Sunday, February 1
why aren't relational databases everywhere, like filesystems?
Background reading for this post:
- Why filesystems have loose coupling and your protocol doesn’t
- The Evolution of the Unix Time-sharing System
A couple of months ago, I went from working on one big software project to working on a series of smaller, limited-scope projects. Of course a lot changes when you do that. One of the things I’ve really been noticing is that I’m not using relational databases for much right now, and probably haven’t written any SQL since November or thereabouts.
I should note here that I think filesystems are a really powerful abstraction,
frequently underrated by people who ought to know better, and I usually argue
for simple tools. I am often that guy who wonders why you didn’t just use
grep
, and even when I have a robust database at my disposal, I often explore
data by hacking together silly ad hoc pipelines in the shell.
With that out of the way, I just spent years treating first MySQL/MariaDB and then PostgreSQL as default storage for most problems, and I’ve arrived at a healthy respect for the tools, particularly PostgreSQL. It is nice to accumulate collections of structured data. It’s nice to have defined schema with a rich set of types, and to expect type constraints to be enforced and the semantics of conversion between types made explicit. It’s really nice to have a regular language for querying these collections.
Thinking about all of that, I thought “I should really just stand up psql on my primary machine and populate it with interesting things”. SQL is, to be sure, imperfect, but as a nerd working in the guts of a money-making enterprise, it quickly becomes one of your basic tools for turning a store of facts into answers to the questions that you didn’t know you were going to have to answer. It’s one of the technologies that help render empirical questions answerable, or at least help define the boundaries of which ones are answerable.
And thinking about that, I started to wonder why I hadn’t set up a personal database years ago — why stores of relational data weren’t as much a part of my personal kit as the hierarchical filesystems I’ve been accumulating for 20+ years. And it seems to me like there’s something important in the answers to that question.
In no particular order, some thoughts:
No operating system in wide use offers a relational DB to the user out of the box.

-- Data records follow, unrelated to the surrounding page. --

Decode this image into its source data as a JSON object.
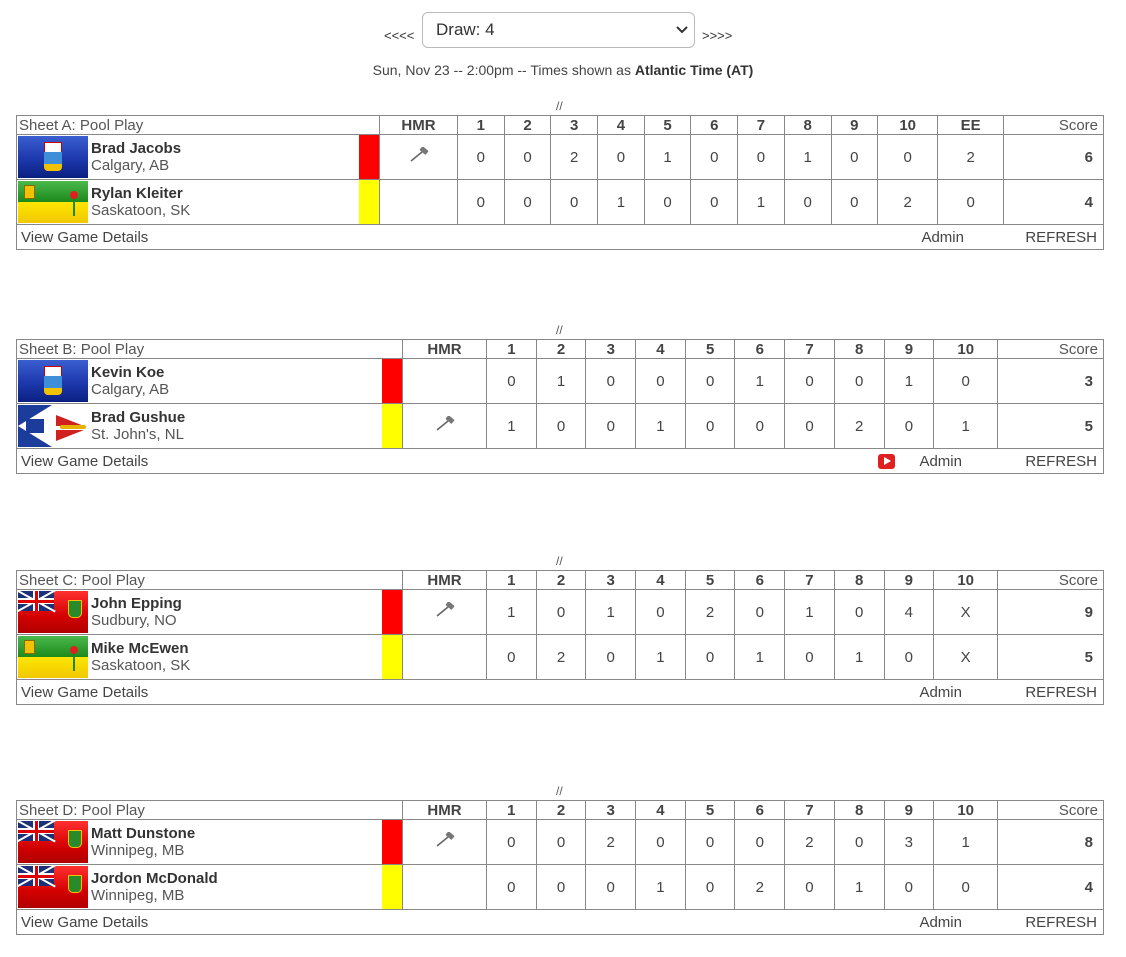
{
  "nav": {
    "prev": "<<<<",
    "next": ">>>>",
    "draw_select": "Draw: 4",
    "date_text": "Sun, Nov 23 -- 2:00pm -- Times shown as ",
    "timezone": "Atlantic Time (AT)"
  },
  "separator": "//",
  "hmr_label": "HMR",
  "score_label": "Score",
  "view_details": "View Game Details",
  "admin": "Admin",
  "refresh": "REFRESH",
  "colors": {
    "red_stone": "#ff0000",
    "yellow_stone": "#ffff00"
  },
  "games": [
    {
      "title": "Sheet A: Pool Play",
      "ends": [
        "1",
        "2",
        "3",
        "4",
        "5",
        "6",
        "7",
        "8",
        "9",
        "10",
        "EE"
      ],
      "teams": [
        {
          "name": "Brad Jacobs",
          "city": "Calgary, AB",
          "flag": "alberta-flag",
          "stone": "red",
          "hammer": true,
          "ends": [
            "0",
            "0",
            "2",
            "0",
            "1",
            "0",
            "0",
            "1",
            "0",
            "0",
            "2"
          ],
          "total": "6"
        },
        {
          "name": "Rylan Kleiter",
          "city": "Saskatoon, SK",
          "flag": "saskatchewan-flag",
          "stone": "yellow",
          "hammer": false,
          "ends": [
            "0",
            "0",
            "0",
            "1",
            "0",
            "0",
            "1",
            "0",
            "0",
            "2",
            "0"
          ],
          "total": "4"
        }
      ],
      "video": false
    },
    {
      "title": "Sheet B: Pool Play",
      "ends": [
        "1",
        "2",
        "3",
        "4",
        "5",
        "6",
        "7",
        "8",
        "9",
        "10"
      ],
      "teams": [
        {
          "name": "Kevin Koe",
          "city": "Calgary, AB",
          "flag": "alberta-flag",
          "stone": "red",
          "hammer": false,
          "ends": [
            "0",
            "1",
            "0",
            "0",
            "0",
            "1",
            "0",
            "0",
            "1",
            "0"
          ],
          "total": "3"
        },
        {
          "name": "Brad Gushue",
          "city": "St. John's, NL",
          "flag": "newfoundland-flag",
          "stone": "yellow",
          "hammer": true,
          "ends": [
            "1",
            "0",
            "0",
            "1",
            "0",
            "0",
            "0",
            "2",
            "0",
            "1"
          ],
          "total": "5"
        }
      ],
      "video": true
    },
    {
      "title": "Sheet C: Pool Play",
      "ends": [
        "1",
        "2",
        "3",
        "4",
        "5",
        "6",
        "7",
        "8",
        "9",
        "10"
      ],
      "teams": [
        {
          "name": "John Epping",
          "city": "Sudbury, NO",
          "flag": "ontario-flag",
          "stone": "red",
          "hammer": true,
          "ends": [
            "1",
            "0",
            "1",
            "0",
            "2",
            "0",
            "1",
            "0",
            "4",
            "X"
          ],
          "total": "9"
        },
        {
          "name": "Mike McEwen",
          "city": "Saskatoon, SK",
          "flag": "saskatchewan-flag",
          "stone": "yellow",
          "hammer": false,
          "ends": [
            "0",
            "2",
            "0",
            "1",
            "0",
            "1",
            "0",
            "1",
            "0",
            "X"
          ],
          "total": "5"
        }
      ],
      "video": false
    },
    {
      "title": "Sheet D: Pool Play",
      "ends": [
        "1",
        "2",
        "3",
        "4",
        "5",
        "6",
        "7",
        "8",
        "9",
        "10"
      ],
      "teams": [
        {
          "name": "Matt Dunstone",
          "city": "Winnipeg, MB",
          "flag": "manitoba-flag",
          "stone": "red",
          "hammer": true,
          "ends": [
            "0",
            "0",
            "2",
            "0",
            "0",
            "0",
            "2",
            "0",
            "3",
            "1"
          ],
          "total": "8"
        },
        {
          "name": "Jordon McDonald",
          "city": "Winnipeg, MB",
          "flag": "manitoba-flag",
          "stone": "yellow",
          "hammer": false,
          "ends": [
            "0",
            "0",
            "0",
            "1",
            "0",
            "2",
            "0",
            "1",
            "0",
            "0"
          ],
          "total": "4"
        }
      ],
      "video": false
    }
  ]
}
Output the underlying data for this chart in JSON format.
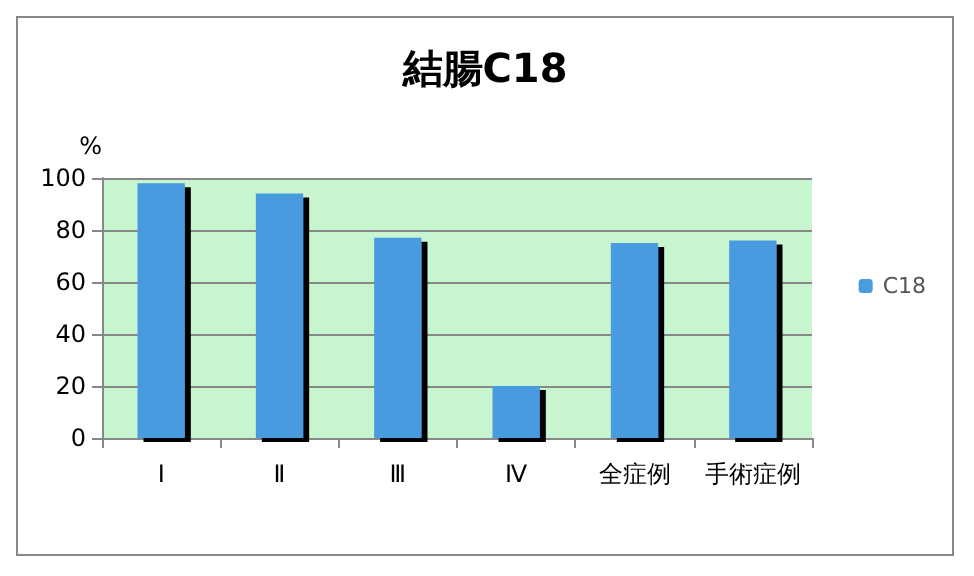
{
  "chart_data": {
    "type": "bar",
    "title": "結腸C18",
    "ylabel": "%",
    "categories": [
      "Ⅰ",
      "Ⅱ",
      "Ⅲ",
      "Ⅳ",
      "全症例",
      "手術症例"
    ],
    "series": [
      {
        "name": "C18",
        "color": "#4a9be0",
        "values": [
          98,
          94,
          77,
          20,
          75,
          76
        ]
      }
    ],
    "ylim": [
      0,
      100
    ],
    "yticks": [
      0,
      20,
      40,
      60,
      80,
      100
    ],
    "grid": "y",
    "legend": "right"
  }
}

There’s a concerted effort underway to obscure them, but filesystems have been user-level interfaces for most of the history of computing and the idea of a “file” is pretty well embedded in the general awareness by now.
Moving files between machines and environments is (relatively) easy: The protocols, hardware, and services are widely available. Moving relational data is almost universally unpleasant, despite piggybacking on the file stuff. It’s unforgiving in interface, slow, error prone, and implementation specific.
There are plenty of tolerable GUI file managers, and desktop systems offer them out of the box. The same can’t really be said for databases. GUI clients exist (even some fairly good ones), but they’re mostly erratic, require installation, demand configuration, and/or cost money.
text : vim / emacs :: sql : ? — there is not, so far as I am aware, any good answer to this question. The statement generalizes quite a bit, and yet.
While most programming languages offer library support for the widely-used relational DBs, making them accessible for programmers who care to invest a little time, there’s no comparable level of access at the level of the shell, the windowing system, the web browser, etc.
People accomplish a lot with applications like Access, but while this speaks to the utility of databases, forms, and scripting, it is not anything we should feel especially good about.
A relational data store requires configuration to install, and configuration (or at least another set of credentials) to access from a client.
Like programming languages and text editors, a full-featured database is generally designed as a robust environment for tool use, offering lots of abstractions and utility functions, and quite extensible within its own space. What it’s not is much of a first-class citizen in a user-level tool environment. Databases are for people who build infrastructure, but they aren’t part of the infrastructure from the perspective of an end-user in the same way that things like filesystems, HTTP clients, and simple utility software are. Databases are earth-moving equipment, not highways and on-ramps.
Writing queries is fairly cheap, once you learn a little conceptual machinery, but defining or altering schema is usually slow and painful. (I’m pretty sure that the friction here generates a lot of the incentive to prefer NoSQL tools, and avoid rigorous schema definitions generally, which leads to a lot of probably-unnecessary pain.)
It should be trivial to pipe things in and out of queries/resultsets, but I don’t think it really is.
Of course, there’s a whole history here, and though I don’t know it well I do have a rough sense of the conditions and accidents that brought us to the status quo. It’d be a mistake to believe that the dominance of hierarchical filesystems as we know them was inevitable, but filesystems as a base layer appear to satisfy a lot of evolutionary constraints.
Which is to say that I’m not really interested in arguments that the filesystem is a dead-end or whatever. On a long enough timescale, I suppose it might be, but life is short and I have problems to solve. I’m just interested in whether you can make something approximately as good as all the good parts of PostgreSQL legible and accessible in the day-to-day nerd environment, transparent to the network and to the broader ecosystem of tools. What would it actually take?